Yesterday was Mother's Day.
In the LGBT community, this day - along with its twin, Father's Day - has special significance. This day marks a point of special remembrance for those of us with positive, supportive parents, and it's a sad spot of bittersweet for folks whose parents did not embrace their LGBT kid.
For gay parents, it's a point of pride: "We're parents!" It's also almost always a source of initial consternation for parents and teachers. If both parents are guys, does one take Mother's Day and one take Father's Day? What do teachers have kids do for a Mother's Day craft if there's no mother in the picture? What about trans parents?

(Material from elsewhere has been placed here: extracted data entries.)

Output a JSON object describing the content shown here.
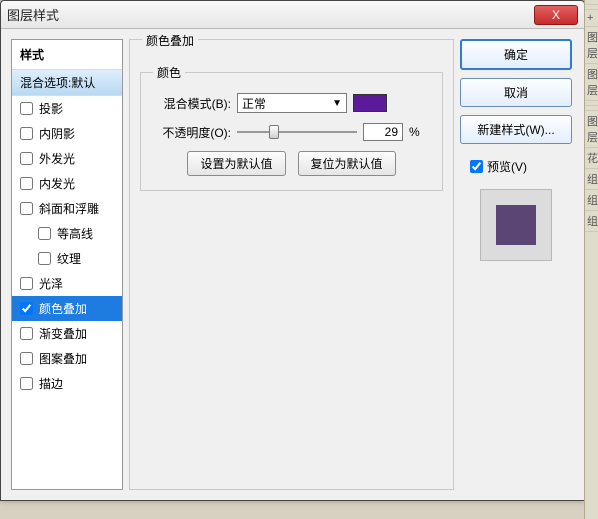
{
  "window": {
    "title": "图层样式",
    "close_label": "X"
  },
  "styles_panel": {
    "header": "样式",
    "blend_default": "混合选项:默认",
    "items": [
      {
        "label": "投影",
        "checked": false,
        "indent": false,
        "selected": false
      },
      {
        "label": "内阴影",
        "checked": false,
        "indent": false,
        "selected": false
      },
      {
        "label": "外发光",
        "checked": false,
        "indent": false,
        "selected": false
      },
      {
        "label": "内发光",
        "checked": false,
        "indent": false,
        "selected": false
      },
      {
        "label": "斜面和浮雕",
        "checked": false,
        "indent": false,
        "selected": false
      },
      {
        "label": "等高线",
        "checked": false,
        "indent": true,
        "selected": false
      },
      {
        "label": "纹理",
        "checked": false,
        "indent": true,
        "selected": false
      },
      {
        "label": "光泽",
        "checked": false,
        "indent": false,
        "selected": false
      },
      {
        "label": "颜色叠加",
        "checked": true,
        "indent": false,
        "selected": true
      },
      {
        "label": "渐变叠加",
        "checked": false,
        "indent": false,
        "selected": false
      },
      {
        "label": "图案叠加",
        "checked": false,
        "indent": false,
        "selected": false
      },
      {
        "label": "描边",
        "checked": false,
        "indent": false,
        "selected": false
      }
    ]
  },
  "center": {
    "group_title": "颜色叠加",
    "inner_title": "颜色",
    "blend_mode_label": "混合模式(B):",
    "blend_mode_value": "正常",
    "color_hex": "#5a1a9a",
    "opacity_label": "不透明度(O):",
    "opacity_value": "29",
    "opacity_unit": "%",
    "set_default_btn": "设置为默认值",
    "reset_default_btn": "复位为默认值"
  },
  "right": {
    "ok": "确定",
    "cancel": "取消",
    "new_style": "新建样式(W)...",
    "preview_label": "预览(V)",
    "preview_checked": true,
    "preview_color": "#5a4575"
  },
  "gutter_items": [
    "",
    "",
    "+",
    "图层",
    "图层",
    "",
    "",
    "图层",
    "花",
    "组",
    "组",
    "组"
  ]
}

Fortunately, ultimately, issues of sex and gender aren't generally that troublesome for LGBT folks. I have gay dad friends who have one partner take Mother's Day and one take Father's Day. I also know couples where both lesbian parents take Mother's Day - it's two-times the work for the kid, but then they get to skip Father's Day. And my trans parental friends get the day of their target sex.
As for schools, teachers have been handling issues like this forever, what with the supply of single and adoptive parents. On Mother's Day if there are only dads in the parental picture, generally the teachers have the kid do a craft for a special aunt, or grandmother, or even for their dad(s). The point is to honor a special person (or people). There's no need to get bogged down in the details. The goal is familial joy, not stress (though most happy families get to have both!).

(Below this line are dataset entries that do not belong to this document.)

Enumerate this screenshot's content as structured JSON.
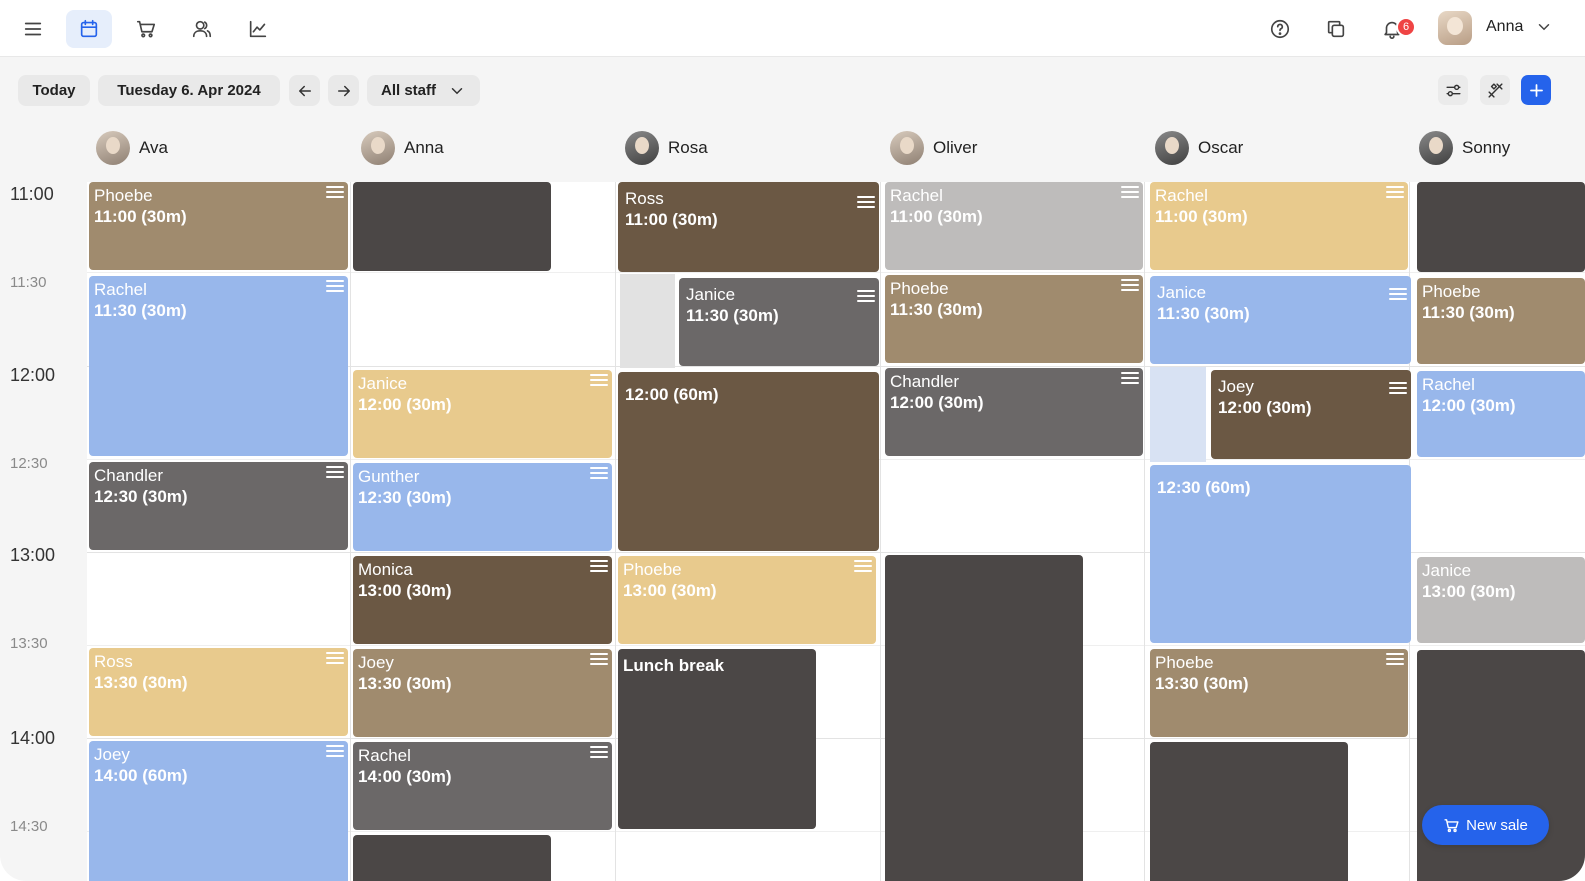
{
  "nav": {
    "notifications_count": "6",
    "user_name": "Anna"
  },
  "toolbar": {
    "today_label": "Today",
    "date_label": "Tuesday 6. Apr 2024",
    "staff_filter_label": "All staff"
  },
  "staff": [
    {
      "name": "Ava"
    },
    {
      "name": "Anna"
    },
    {
      "name": "Rosa"
    },
    {
      "name": "Oliver"
    },
    {
      "name": "Oscar"
    },
    {
      "name": "Sonny"
    }
  ],
  "times": [
    "11:00",
    "11:30",
    "12:00",
    "12:30",
    "13:00",
    "13:30",
    "14:00",
    "14:30"
  ],
  "appointments": {
    "ava": [
      {
        "client": "Phoebe",
        "time": "11:00 (30m)"
      },
      {
        "client": "Rachel",
        "time": "11:30 (30m)"
      },
      {
        "client": "Chandler",
        "time": "12:30 (30m)"
      },
      {
        "client": "Ross",
        "time": "13:30 (30m)"
      },
      {
        "client": "Joey",
        "time": "14:00 (60m)"
      }
    ],
    "anna": [
      {
        "client": "Janice",
        "time": "12:00 (30m)"
      },
      {
        "client": "Gunther",
        "time": "12:30 (30m)"
      },
      {
        "client": "Monica",
        "time": "13:00 (30m)"
      },
      {
        "client": "Joey",
        "time": "13:30 (30m)"
      },
      {
        "client": "Rachel",
        "time": "14:00 (30m)"
      }
    ],
    "rosa": [
      {
        "client": "Ross",
        "time": "11:00 (30m)"
      },
      {
        "client": "Janice",
        "time": "11:30 (30m)"
      },
      {
        "time": "12:00 (60m)"
      },
      {
        "client": "Phoebe",
        "time": "13:00 (30m)"
      },
      {
        "time": "Lunch break"
      }
    ],
    "oliver": [
      {
        "client": "Rachel",
        "time": "11:00 (30m)"
      },
      {
        "client": "Phoebe",
        "time": "11:30 (30m)"
      },
      {
        "client": "Chandler",
        "time": "12:00 (30m)"
      }
    ],
    "oscar": [
      {
        "client": "Rachel",
        "time": "11:00 (30m)"
      },
      {
        "client": "Janice",
        "time": "11:30 (30m)"
      },
      {
        "client": "Joey",
        "time": "12:00 (30m)"
      },
      {
        "time": "12:30 (60m)"
      },
      {
        "client": "Phoebe",
        "time": "13:30 (30m)"
      }
    ],
    "sonny": [
      {
        "client": "Phoebe",
        "time": "11:30 (30m)"
      },
      {
        "client": "Rachel",
        "time": "12:00 (30m)"
      },
      {
        "client": "Janice",
        "time": "13:00 (30m)"
      }
    ]
  },
  "new_sale_label": "New sale",
  "colors": {
    "accent": "#2563eb",
    "tan": "#a08b6e",
    "blue": "#98b7eb",
    "grey": "#6b6868",
    "dark": "#4b4746",
    "brown": "#6b5844",
    "yellow": "#e8ca8d",
    "silver": "#bebcbb",
    "badge": "#ef4444"
  },
  "icons": [
    "menu-icon",
    "calendar-icon",
    "cart-icon",
    "clients-icon",
    "chart-icon",
    "help-icon",
    "copy-icon",
    "bell-icon",
    "chevron-down-icon",
    "arrow-left-icon",
    "arrow-right-icon",
    "sliders-icon",
    "tools-icon",
    "plus-icon"
  ]
}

(The Washington Post has a blog article on this very topic. Also, The Guardian across the pond has an article on how more gay people are becoming parents and how that's affecting gay spending (or as they call it, "the pink pound").)
(For the record, Kid/we took Craig's Mom (Grams) out to see a show (Charlotte's Web, which Craig is music directing at a local community theater) and then we all did Chinese afterwards. There were also flowers and chocolate-covered strawberries for Craig's Mom earlier in the week. Craig's Mom is the only matron left for us, so she reaps the full M-Day bounty!)
For the first time in history, we've had a president include gay parents in a Mother's Day proclamation. President Obama, in yesterday's proclamation, said:
“Whether adoptive, biological, or foster, mothers share an unbreakable bond with their children, and Americans of all ages and backgrounds owe them an immeasurable debt. Nurturing families come in many forms, and children may be raised by two parents, a single mother, two mothers, a step-mom, a grandmother, or a guardian.”
(The bold is mine to highlight the "two mothers" bit.)
It's just a symbolic reference, but symbols do count.
I have a coworker who is fond of saying "Enjoy your crumbs!" whenever someone in authority makes an LGBT-positive reference but doesn't back it up with any quantifiable action for equality. It's a completely valid point, and the president's Mother Day's proclamation received quite a lukewarm reception from many gay groups, specifically for being empty words in light of lack of action on supporting ENDA and not working against DADT and DOMA. (The LGBT community seems to live a life of acronyms!)
Now, I have more faith in crumbs. People remember words, and the more our families are put out there in front of the public, the more people will realize the terrible effects of discrimination, both individual and abstract and discrete and formalized (as in laws). It's a drop in the ocean, but the ocean would be one drop less if it weren't there.
It's a symbol, sure, but compare it to what's been there before - or hasn't. It's absence would've sent quite a different message. Sometimes a symbol can be both the message and the substance.
We hope everyone had a happy Mother's Day!